Now a decade and two FM approved drugs later, where does that leave the FM patient?
It seems the tarnished reputation of the fibromyalgia patient continues. In a small 2017 survey of English medical students from two different universities, the researchers describe FM as belonging to "a spectrum of medically unexplained symptoms". As such, the diagnosis of FM is usually by multi-testing to exclude other disease processes. The study authors further state that "there is continuing debate regarding its legitimacy". Thus they wondered if FM received any attention in medical curricula or if attitudes had changed. They explored the students' 1) views on FM, 2) encounters with FM patients and 3) where their learning about FM occurs.
Based on their findings, the researchers concluded that "undergraduate medical students have limited understanding of, and are skeptical over the existence of FM" and felt their attitudes were "influenced by 'hidden curriculum' and witnessing attitudes and actions of their clinical teachers". If they were not being taught about FM, the students perceived it was not serious or a low priority.

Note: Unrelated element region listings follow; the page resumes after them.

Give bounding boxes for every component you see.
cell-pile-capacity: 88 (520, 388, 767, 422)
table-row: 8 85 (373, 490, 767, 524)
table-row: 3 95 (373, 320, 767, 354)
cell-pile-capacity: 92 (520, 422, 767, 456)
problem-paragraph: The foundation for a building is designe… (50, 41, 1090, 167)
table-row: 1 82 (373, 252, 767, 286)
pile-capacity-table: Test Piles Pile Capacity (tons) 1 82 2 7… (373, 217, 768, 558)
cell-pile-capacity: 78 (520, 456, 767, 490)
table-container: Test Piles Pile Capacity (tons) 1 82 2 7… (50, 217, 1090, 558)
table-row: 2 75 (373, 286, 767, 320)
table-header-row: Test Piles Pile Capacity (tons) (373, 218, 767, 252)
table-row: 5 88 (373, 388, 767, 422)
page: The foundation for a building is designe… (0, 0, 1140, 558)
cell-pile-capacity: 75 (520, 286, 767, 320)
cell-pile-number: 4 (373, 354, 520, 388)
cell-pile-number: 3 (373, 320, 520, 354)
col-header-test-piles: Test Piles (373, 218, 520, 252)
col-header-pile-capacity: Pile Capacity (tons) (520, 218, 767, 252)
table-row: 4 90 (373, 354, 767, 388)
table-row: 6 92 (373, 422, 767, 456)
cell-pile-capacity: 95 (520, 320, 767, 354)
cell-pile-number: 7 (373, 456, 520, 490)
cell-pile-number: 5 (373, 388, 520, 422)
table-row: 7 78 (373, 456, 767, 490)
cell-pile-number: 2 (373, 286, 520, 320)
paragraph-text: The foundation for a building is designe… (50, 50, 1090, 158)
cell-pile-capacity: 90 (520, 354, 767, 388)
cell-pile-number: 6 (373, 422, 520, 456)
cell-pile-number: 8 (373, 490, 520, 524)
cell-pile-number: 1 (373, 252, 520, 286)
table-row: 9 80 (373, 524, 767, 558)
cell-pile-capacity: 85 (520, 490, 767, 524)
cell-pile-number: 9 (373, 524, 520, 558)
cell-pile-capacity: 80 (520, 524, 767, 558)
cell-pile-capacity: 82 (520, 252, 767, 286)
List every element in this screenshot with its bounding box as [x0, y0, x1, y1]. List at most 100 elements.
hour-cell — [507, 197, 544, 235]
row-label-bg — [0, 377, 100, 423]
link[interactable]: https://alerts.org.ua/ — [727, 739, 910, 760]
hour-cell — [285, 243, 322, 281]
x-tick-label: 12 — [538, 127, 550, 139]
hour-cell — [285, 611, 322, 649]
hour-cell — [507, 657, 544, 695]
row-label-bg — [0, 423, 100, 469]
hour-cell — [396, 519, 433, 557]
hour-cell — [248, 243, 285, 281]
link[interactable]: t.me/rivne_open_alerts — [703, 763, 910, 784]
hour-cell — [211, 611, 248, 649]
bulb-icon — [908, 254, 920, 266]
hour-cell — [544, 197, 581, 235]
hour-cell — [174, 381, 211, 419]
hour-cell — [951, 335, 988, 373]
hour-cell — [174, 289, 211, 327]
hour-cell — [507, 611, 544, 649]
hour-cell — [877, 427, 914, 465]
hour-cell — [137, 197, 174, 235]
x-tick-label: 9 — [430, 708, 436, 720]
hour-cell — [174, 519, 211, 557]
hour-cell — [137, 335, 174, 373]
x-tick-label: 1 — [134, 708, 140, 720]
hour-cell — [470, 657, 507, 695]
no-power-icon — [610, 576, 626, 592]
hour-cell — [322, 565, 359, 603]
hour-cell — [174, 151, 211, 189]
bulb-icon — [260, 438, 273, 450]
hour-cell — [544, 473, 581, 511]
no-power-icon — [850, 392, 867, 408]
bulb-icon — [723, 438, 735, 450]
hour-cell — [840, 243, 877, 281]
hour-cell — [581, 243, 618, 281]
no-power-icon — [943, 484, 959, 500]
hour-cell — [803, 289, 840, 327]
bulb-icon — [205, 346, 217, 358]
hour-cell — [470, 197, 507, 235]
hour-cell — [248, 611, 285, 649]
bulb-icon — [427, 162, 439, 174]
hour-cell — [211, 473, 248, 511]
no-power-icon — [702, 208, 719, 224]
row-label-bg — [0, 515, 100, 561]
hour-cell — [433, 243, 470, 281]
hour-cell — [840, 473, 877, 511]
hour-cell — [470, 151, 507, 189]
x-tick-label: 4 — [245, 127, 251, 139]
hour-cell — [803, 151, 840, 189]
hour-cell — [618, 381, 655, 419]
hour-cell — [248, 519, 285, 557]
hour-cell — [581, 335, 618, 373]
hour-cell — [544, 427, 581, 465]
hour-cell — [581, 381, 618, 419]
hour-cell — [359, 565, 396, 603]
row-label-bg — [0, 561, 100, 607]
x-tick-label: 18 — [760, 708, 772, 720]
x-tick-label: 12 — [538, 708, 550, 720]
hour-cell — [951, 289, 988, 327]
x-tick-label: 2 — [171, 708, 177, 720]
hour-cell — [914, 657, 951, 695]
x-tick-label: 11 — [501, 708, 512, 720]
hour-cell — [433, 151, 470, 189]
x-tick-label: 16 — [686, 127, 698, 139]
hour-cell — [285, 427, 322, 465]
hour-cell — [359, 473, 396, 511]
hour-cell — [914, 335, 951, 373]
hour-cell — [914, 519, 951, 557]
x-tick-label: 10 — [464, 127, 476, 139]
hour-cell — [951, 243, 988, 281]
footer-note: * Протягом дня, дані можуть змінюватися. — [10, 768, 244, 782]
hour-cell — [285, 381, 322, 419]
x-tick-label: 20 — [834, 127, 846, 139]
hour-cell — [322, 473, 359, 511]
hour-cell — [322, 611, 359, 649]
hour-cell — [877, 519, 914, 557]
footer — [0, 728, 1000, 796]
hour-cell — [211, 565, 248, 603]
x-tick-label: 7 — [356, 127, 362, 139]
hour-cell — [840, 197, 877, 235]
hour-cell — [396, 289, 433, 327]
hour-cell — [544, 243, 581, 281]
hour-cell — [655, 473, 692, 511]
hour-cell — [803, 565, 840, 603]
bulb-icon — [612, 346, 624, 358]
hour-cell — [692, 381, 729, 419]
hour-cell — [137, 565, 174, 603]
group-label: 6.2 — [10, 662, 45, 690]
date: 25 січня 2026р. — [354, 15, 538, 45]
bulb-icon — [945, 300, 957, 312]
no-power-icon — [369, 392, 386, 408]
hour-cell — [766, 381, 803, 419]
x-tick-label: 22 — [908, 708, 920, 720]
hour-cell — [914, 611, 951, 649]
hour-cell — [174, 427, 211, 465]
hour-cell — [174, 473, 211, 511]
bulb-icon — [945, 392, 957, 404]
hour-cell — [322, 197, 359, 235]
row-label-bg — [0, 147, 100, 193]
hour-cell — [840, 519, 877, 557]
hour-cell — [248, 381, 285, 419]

The authors suggest that "teaching and learning about FM needs to be consistent to improve knowledge and attitudes of clinicians". One way to do this is to have medical students see patients with FM so they will better understand the FM patient.
Source: BMC Med Educ, 9/17, 12;17(1):160.
Margy's Note: We suggest the patient take on the challenge of educating their health care provider with information about FM from their individual experiences. There will probably be some who still do not want to know about or treat FM due to its complicated nature. We applaud all those health care providers and researchers who continue to treat with compassion and strive to find answers for this patient population. Thank you!